B. Promouvoir la sécurité routière dans les transports routiers de marchandises

1. Développer des actions de prévention en partenariat avec les fédérations professionnelles du transport routier
2. Sanctionner l'utilisation d'un téléviseur ou d'une console de jeux vidéo en situation de conduite

RENFORCER LA SÉCURITÉ DES INFRASTRUCTURES ROUTIÈRES

1. Développer des contrôles de sécurité des infrastructures routières
2. Mettre en place des commissions consultatives d'usagers pour la signalisation routière
3. Introduire le concept de « zone de rencontre » dans le Code de la route

Sensibiliser les usagers pour améliorer la sécurité routière

Les actions de communication 2008

COMBATTRE LES COMPORTEMENTS À RISQUE

A. Renforcer la lutte contre les risques liés à l'alcool et aux stupéfiants

1. Promouvoir l'auto-contrôle d'alcoolémie
Le risque « alcool » est le premier risque d'accident mortel de la circulation.

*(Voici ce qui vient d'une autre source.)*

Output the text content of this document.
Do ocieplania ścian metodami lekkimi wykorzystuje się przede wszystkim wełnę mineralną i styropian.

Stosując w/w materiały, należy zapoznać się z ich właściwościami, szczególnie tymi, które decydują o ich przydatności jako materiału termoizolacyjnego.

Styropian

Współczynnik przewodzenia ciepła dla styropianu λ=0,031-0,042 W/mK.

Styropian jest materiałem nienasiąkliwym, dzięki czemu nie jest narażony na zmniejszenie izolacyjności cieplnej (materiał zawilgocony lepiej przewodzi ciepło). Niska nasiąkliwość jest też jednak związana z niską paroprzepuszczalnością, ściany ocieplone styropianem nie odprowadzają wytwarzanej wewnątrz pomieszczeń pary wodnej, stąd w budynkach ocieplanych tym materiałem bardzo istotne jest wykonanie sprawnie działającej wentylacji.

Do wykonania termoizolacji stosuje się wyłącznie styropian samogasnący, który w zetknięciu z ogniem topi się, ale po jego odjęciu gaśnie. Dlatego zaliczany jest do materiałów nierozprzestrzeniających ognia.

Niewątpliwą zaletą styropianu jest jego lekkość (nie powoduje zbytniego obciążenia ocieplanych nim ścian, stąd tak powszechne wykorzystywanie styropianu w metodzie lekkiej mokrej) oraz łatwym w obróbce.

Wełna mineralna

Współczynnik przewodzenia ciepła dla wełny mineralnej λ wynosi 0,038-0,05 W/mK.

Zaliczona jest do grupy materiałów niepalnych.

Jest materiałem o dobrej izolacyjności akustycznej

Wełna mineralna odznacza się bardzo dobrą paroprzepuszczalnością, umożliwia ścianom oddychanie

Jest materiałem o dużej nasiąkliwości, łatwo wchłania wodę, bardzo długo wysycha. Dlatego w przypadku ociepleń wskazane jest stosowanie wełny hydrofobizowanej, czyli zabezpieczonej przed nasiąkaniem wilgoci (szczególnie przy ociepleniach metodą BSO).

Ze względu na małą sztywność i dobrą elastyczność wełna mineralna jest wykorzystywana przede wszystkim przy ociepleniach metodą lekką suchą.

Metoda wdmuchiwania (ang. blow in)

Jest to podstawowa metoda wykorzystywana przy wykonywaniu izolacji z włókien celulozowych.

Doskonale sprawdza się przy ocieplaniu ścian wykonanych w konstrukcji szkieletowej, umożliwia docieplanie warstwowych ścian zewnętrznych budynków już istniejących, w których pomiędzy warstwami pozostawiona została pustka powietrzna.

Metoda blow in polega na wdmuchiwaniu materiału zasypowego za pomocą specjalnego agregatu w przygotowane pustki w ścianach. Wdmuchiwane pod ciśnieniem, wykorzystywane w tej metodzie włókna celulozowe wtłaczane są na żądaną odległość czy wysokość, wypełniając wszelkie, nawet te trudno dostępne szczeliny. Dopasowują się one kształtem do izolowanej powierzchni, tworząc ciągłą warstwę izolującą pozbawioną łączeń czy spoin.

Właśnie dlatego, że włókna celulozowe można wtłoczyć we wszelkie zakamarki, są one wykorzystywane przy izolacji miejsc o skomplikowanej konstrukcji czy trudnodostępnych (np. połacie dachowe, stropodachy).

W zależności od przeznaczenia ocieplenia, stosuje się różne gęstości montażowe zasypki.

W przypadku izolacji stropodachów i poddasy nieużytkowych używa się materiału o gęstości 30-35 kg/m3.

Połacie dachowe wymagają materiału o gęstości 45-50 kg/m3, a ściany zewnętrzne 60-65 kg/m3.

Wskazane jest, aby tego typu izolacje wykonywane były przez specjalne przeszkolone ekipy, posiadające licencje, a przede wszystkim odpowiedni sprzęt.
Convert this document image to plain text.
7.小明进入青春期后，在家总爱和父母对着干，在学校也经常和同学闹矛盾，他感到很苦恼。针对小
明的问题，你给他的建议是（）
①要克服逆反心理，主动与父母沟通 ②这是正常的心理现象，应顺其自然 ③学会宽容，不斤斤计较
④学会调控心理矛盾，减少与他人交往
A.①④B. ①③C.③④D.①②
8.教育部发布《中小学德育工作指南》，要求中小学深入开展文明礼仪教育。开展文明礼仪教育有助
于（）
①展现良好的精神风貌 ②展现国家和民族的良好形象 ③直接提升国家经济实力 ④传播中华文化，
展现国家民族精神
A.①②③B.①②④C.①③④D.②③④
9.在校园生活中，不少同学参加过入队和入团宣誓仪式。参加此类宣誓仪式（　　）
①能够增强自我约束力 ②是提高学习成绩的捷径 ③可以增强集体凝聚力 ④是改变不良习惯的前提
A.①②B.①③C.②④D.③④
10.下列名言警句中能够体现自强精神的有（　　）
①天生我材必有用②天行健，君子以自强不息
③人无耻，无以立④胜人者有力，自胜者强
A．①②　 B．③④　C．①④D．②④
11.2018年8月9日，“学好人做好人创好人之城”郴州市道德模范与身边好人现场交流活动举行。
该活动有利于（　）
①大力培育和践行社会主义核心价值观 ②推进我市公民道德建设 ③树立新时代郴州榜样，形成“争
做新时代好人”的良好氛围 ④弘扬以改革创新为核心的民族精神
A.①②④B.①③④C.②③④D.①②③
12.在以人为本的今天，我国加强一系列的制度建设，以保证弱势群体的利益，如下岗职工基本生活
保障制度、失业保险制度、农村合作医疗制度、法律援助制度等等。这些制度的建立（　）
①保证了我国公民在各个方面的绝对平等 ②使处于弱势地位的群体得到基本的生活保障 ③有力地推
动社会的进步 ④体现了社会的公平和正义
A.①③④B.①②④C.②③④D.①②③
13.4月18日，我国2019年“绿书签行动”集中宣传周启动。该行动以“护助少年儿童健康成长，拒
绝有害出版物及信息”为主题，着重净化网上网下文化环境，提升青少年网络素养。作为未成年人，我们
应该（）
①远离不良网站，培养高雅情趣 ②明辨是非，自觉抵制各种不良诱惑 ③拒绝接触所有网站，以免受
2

Chaque conducteur qui a consommé de l'alcool doit s'interroger sur sa capacité à reprendre le volant. Une première campagne de promotion de l'auto-contrôle d'alcoolémie a encouragé la large commercialisation d'éthylotests chimiques bon marché à partir de la fin de l'année 2007.

Le Comité interministériel de la sécurité routière demande que la communication de promotion de l'auto-contrôle d'alcoolémie soit poursuivie en 2008, parallèlement au renforcement des contrôles et des sanctions et aux autres démarches de prévention.

2. Imposer l'installation d'un éthylotest anti-démarrage en cas de délit de conduite sous l'emprise de l'alcool
Des dispositifs anti-démarrage existent déjà dans certains pays européens et sont déjà imposés, avec succès dans certaines juridictions françaises, dans le cadre de mesures alternatives aux poursuites pénales.

Le Comité interministériel de la sécurité routière décide d'introduire, en cas de délit de conduite sous l'influence de l'alcool, une peine complémentaire d'obligation de ne conduire qu'un véhicule équipé d'un éthylotest électronique anti-démarrage, pendant une durée déterminée.

3. Développer les éthylotests électroniques anti-démarrage dans les véhicules de transports d'enfants

Le Comité interministériel de la sécurité routière décide que les autocars affectés au transport d'enfants seront systématiquement équipés d'éthylotests anti-démarrage à compter de la rentrée scolaire 2009
Une étude sera engagée quant à l'équipement de tous les autocars.

4. Imposer la présence d'éthylotests électroniques dans les discothèques
L'accidentologie les nuits de week-end est particulièrement élevée et une majorité des accidents mortels sont imputables à l'alcool. Ces accidents concernent surtout les jeunes qui sortent en soirée : plus du tiers des personnes tuées dans le cadre d'accidents impliquant l'alcool sont âgés de 18 à 24 ans.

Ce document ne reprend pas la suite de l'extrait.